Scientists confirmed Wednesday morning an iceberg as big as Delaware has calved from the Larsen C ice shelf in Antarctica. This slab of ice is about 100 miles long, 30 miles wide, and 600 feet thick. It weighs a trillion tons, which means it would fill the volume of Lake Erie with ice twice over.
This calving event is spectacular in its magnitude, as it’s the third largest iceberg ever documented, and the landscape of Antartica has changed to the point where maps will have to be redrawn. While that may seem dramatic, this isn’t a catastrophic event. It is perfectly normal and expected for ice shelves to calve icebergs. They are dynamic systems, and that is part of it.
But what exactly is an ice shelf? Basically, an ice shelf is a flat expanse of ice floating out over the ocean that is still attached to land ice. They are fed by glaciers flowing on the continent behind.
Snow falls on Antarctica’s glaciers, and rather than melting each summer, it simply compresses and compacts until it becomes part of the glacier ice. This new ice above is heavy, and with the forces of gravity, it pushed down on the glacier below.
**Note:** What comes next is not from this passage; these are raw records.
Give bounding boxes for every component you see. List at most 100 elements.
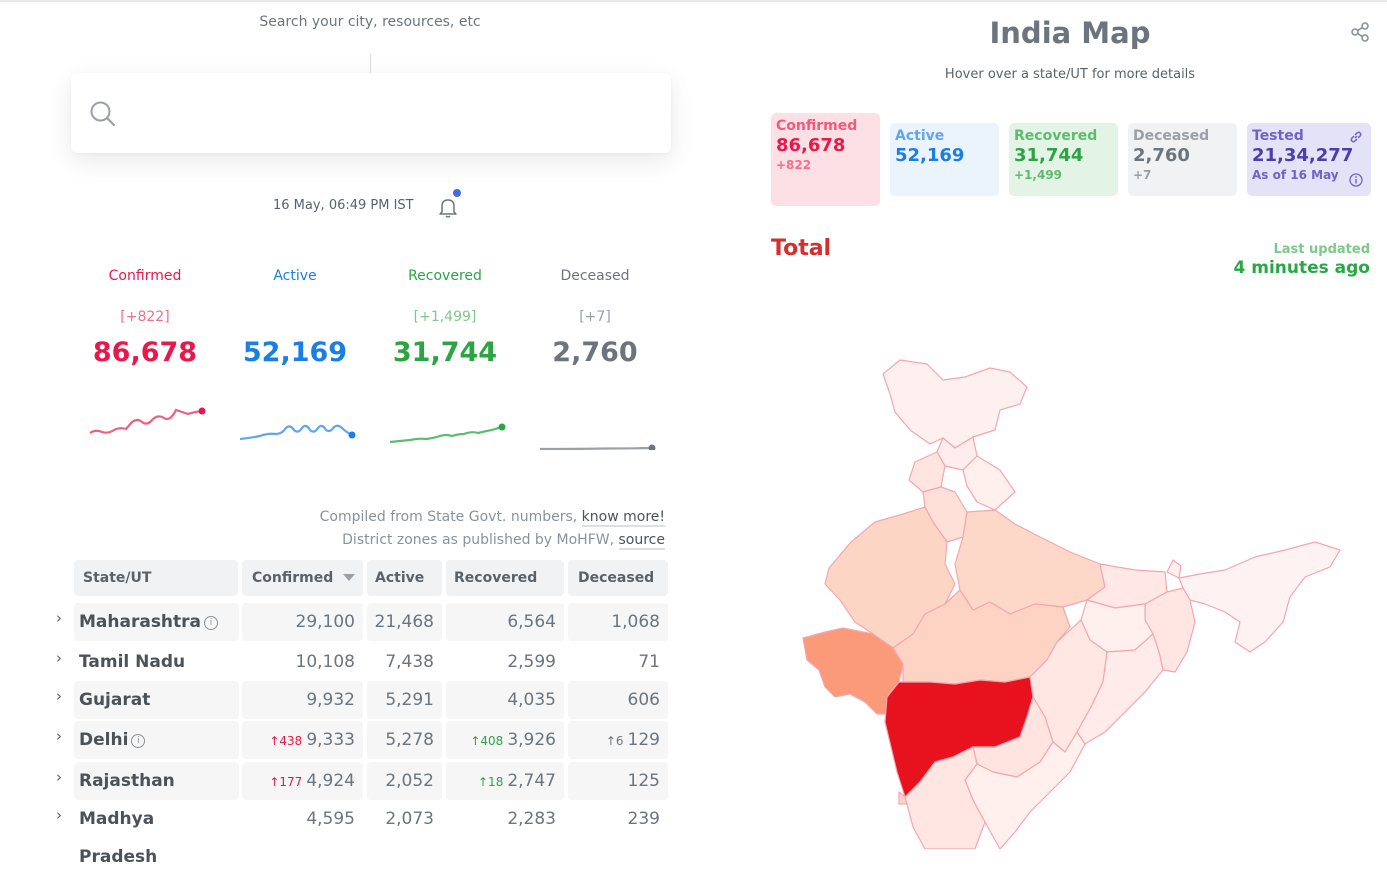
chevron-right-icon[interactable]: › [56, 806, 62, 824]
value-active: 5,278 [385, 730, 434, 750]
map-title: India Map [989, 16, 1151, 50]
link-icon[interactable] [1349, 130, 1363, 144]
level-active-total: 52,169 [242, 337, 348, 368]
map-state-goa [898, 791, 908, 805]
search-hint: Search your city, resources, etc [259, 14, 481, 30]
top-border [0, 0, 1387, 2]
header-confirmed-label: Confirmed [252, 570, 334, 586]
value-recovered: 4,035 [507, 690, 556, 710]
level-active-label: Active [273, 268, 317, 284]
compiled-note-line1: Compiled from State Govt. numbers, know … [319, 509, 665, 527]
source-link[interactable]: source [618, 532, 665, 550]
search-icon [90, 101, 116, 127]
table-cell-state[interactable]: Rajasthan [74, 762, 239, 800]
map-stat-tested[interactable]: Tested 21,34,277 As of 16 May [1247, 123, 1371, 196]
table-cell-deceased: 606 [568, 681, 668, 719]
bell-icon[interactable] [438, 197, 458, 219]
table-cell-recovered: ↑18 2,747 [446, 762, 564, 800]
value-active: 2,073 [385, 809, 434, 829]
india-map[interactable] [795, 352, 1355, 849]
map-stat-confirmed[interactable]: Confirmed 86,678 +822 [771, 113, 880, 206]
level-confirmed-delta: [+822] [120, 309, 170, 325]
map-stat-confirmed-value: 86,678 [776, 135, 846, 156]
value-confirmed: 29,100 [295, 612, 355, 632]
share-icon[interactable] [1349, 21, 1371, 43]
value-deceased: 239 [627, 809, 660, 829]
table-cell-confirmed: ↑177 4,924 [242, 762, 363, 800]
table-cell-state[interactable]: Maharashtra i [74, 603, 239, 641]
table-cell-confirmed: 10,108 [242, 643, 363, 681]
search-input[interactable] [133, 97, 657, 131]
table-cell-confirmed: 9,932 [242, 681, 363, 719]
header-state[interactable]: State/UT [74, 560, 238, 596]
value-state: Madhya Pradesh [79, 809, 158, 867]
map-stat-active-value: 52,169 [895, 145, 965, 166]
value-deceased: 71 [638, 652, 660, 672]
level-deceased-delta: [+7] [579, 309, 611, 325]
level-deceased-label: Deceased [560, 268, 630, 284]
value-confirmed: 10,108 [295, 652, 355, 672]
value-state: Rajasthan [79, 771, 175, 791]
level-deceased-total: 2,760 [552, 337, 638, 368]
table-cell-confirmed: ↑438 9,333 [242, 721, 363, 759]
header-active[interactable]: Active [367, 560, 442, 596]
map-state-karnataka [904, 746, 986, 849]
delta-deceased: ↑6 [605, 734, 624, 748]
table-cell-active: 21,468 [367, 603, 442, 641]
value-deceased: 129 [627, 730, 660, 750]
value-state: Maharashtra [79, 612, 202, 632]
map-state-uttarakhand [962, 455, 1016, 511]
chevron-right-icon[interactable]: › [56, 727, 62, 745]
map-stat-recovered[interactable]: Recovered 31,744 +1,499 [1009, 123, 1118, 196]
map-stat-active[interactable]: Active 52,169 [890, 123, 999, 196]
value-recovered: 6,564 [507, 612, 556, 632]
level-recovered-label: Recovered [408, 268, 482, 284]
table-cell-active: 2,073 [367, 800, 442, 838]
chevron-right-icon[interactable]: › [56, 768, 62, 786]
table-cell-recovered: 2,599 [446, 643, 564, 681]
last-update-timestamp: 16 May, 06:49 PM IST [273, 198, 414, 213]
map-state-north-east [1178, 541, 1341, 653]
map-state-odisha [1076, 633, 1164, 745]
value-recovered: 3,926 [507, 730, 556, 750]
deceased-sparkline [539, 444, 656, 450]
map-stat-recovered-value: 31,744 [1014, 145, 1084, 166]
value-state: Gujarat [79, 690, 151, 710]
table-cell-confirmed: 29,100 [242, 603, 363, 641]
confirmed-sparkline [89, 407, 206, 434]
chevron-right-icon[interactable]: › [56, 649, 62, 667]
info-icon[interactable] [1349, 173, 1363, 187]
map-stat-deceased[interactable]: Deceased 2,760 +7 [1128, 123, 1237, 196]
value-active: 21,468 [374, 612, 434, 632]
map-region-title: Total [771, 236, 832, 261]
compiled-text: Compiled from State Govt. numbers, [319, 509, 578, 525]
info-icon[interactable]: i [131, 734, 146, 748]
table-cell-state[interactable]: Delhi i [74, 721, 239, 759]
table-cell-state[interactable]: Madhya Pradesh [74, 800, 239, 867]
map-stat-tested-asof: As of 16 May [1252, 168, 1339, 182]
chevron-right-icon[interactable]: › [56, 609, 62, 627]
map-subtitle: Hover over a state/UT for more details [944, 67, 1196, 82]
table-cell-active: 2,052 [367, 762, 442, 800]
header-confirmed[interactable]: Confirmed [242, 560, 363, 596]
chevron-right-icon[interactable]: › [56, 687, 62, 705]
value-active: 7,438 [385, 652, 434, 672]
map-stat-deceased-delta: +7 [1133, 168, 1152, 182]
table-cell-state[interactable]: Tamil Nadu [74, 643, 239, 681]
value-deceased: 606 [627, 690, 660, 710]
delta-recovered: ↑18 [478, 775, 504, 789]
info-icon[interactable]: i [204, 616, 219, 630]
map-state-jammu-kashmir [882, 359, 1028, 449]
map-stat-deceased-label: Deceased [1133, 128, 1210, 144]
district-zones-text: District zones as published by MoHFW, [342, 532, 615, 548]
value-recovered: 2,283 [507, 809, 556, 829]
know-more-link[interactable]: know more! [581, 509, 665, 527]
value-recovered: 2,599 [507, 652, 556, 672]
delta-confirmed: ↑438 [269, 734, 303, 748]
header-deceased[interactable]: Deceased [568, 560, 668, 596]
level-confirmed-label: Confirmed [108, 268, 182, 284]
header-recovered[interactable]: Recovered [446, 560, 564, 596]
search-box[interactable] [71, 73, 671, 153]
table-cell-state[interactable]: Gujarat [74, 681, 239, 719]
active-sparkline [239, 424, 356, 441]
Although they are made of solid ice, glaciers flow very slowly downwards. Imagine pouring thick honey down the side of a mountain, moving a few feet per day. With calving, it’s much more violent than the flow of honey, as solid ice crunches, creaks, and cracks under the enormous pressure.
Under certain conditions, when this flowing ice meets the ocean, it continues to flow out to sea while remaining attached to the glacier behind. This creates an ice shelf, like a pool of honey accumulating on a table.
Ice shelves grow from the continued flow of the glacier behind, but they also shrink, either by melting (as it comes into contact with warmer air above and water below) or by calving off chunks of ice, becoming icebergs.
Rifts, or cracks, in ice shelves form from a combination of meltwater and physical stress. Scientists at Project MIDAS have tracked the rift that formed this iceberg since 2014 as it progressed from one end of the ice shelf to the other, taking a large bite out of it.
Ice shelves are an important part of the Antarctic landscape. Larsen C is the largest shelf on the Antarctic Peninsula and the fifth largest on the continent. It was the fourth largest before the iceberg broke off — the berg accounted for more than 10 percent of its area.
And ice shelves are in danger. Larsen B and Larsen A, two smaller neighbors of Larsen C, both collapsed dramatically in recent decades, changing the Antarctic landscape permanently.
This has important implications for global sea level rise since ice shelves work like a dam to hold back the flow of glaciers behind. When ice moves from land to sea, this increases the volume of the ocean. Without ice shelves, sea levels would rise at a much more dramatic rate, threatening island nations and coastal cities around the world.
But the fate of Larsen C is uncertain. It could be that the shelf continues to do as it has done for many thousands of years, growing from behind and calving from the front in a state of equilibrium.
Some scientists, though, believe that this calving event could be the beginning of the end of Larsen C, exposing weaknesses in its structure caused by a warming environment that will lead to its collapse over coming years or decades.
The calving event is dramatic, but the most important and interesting part is what happens next.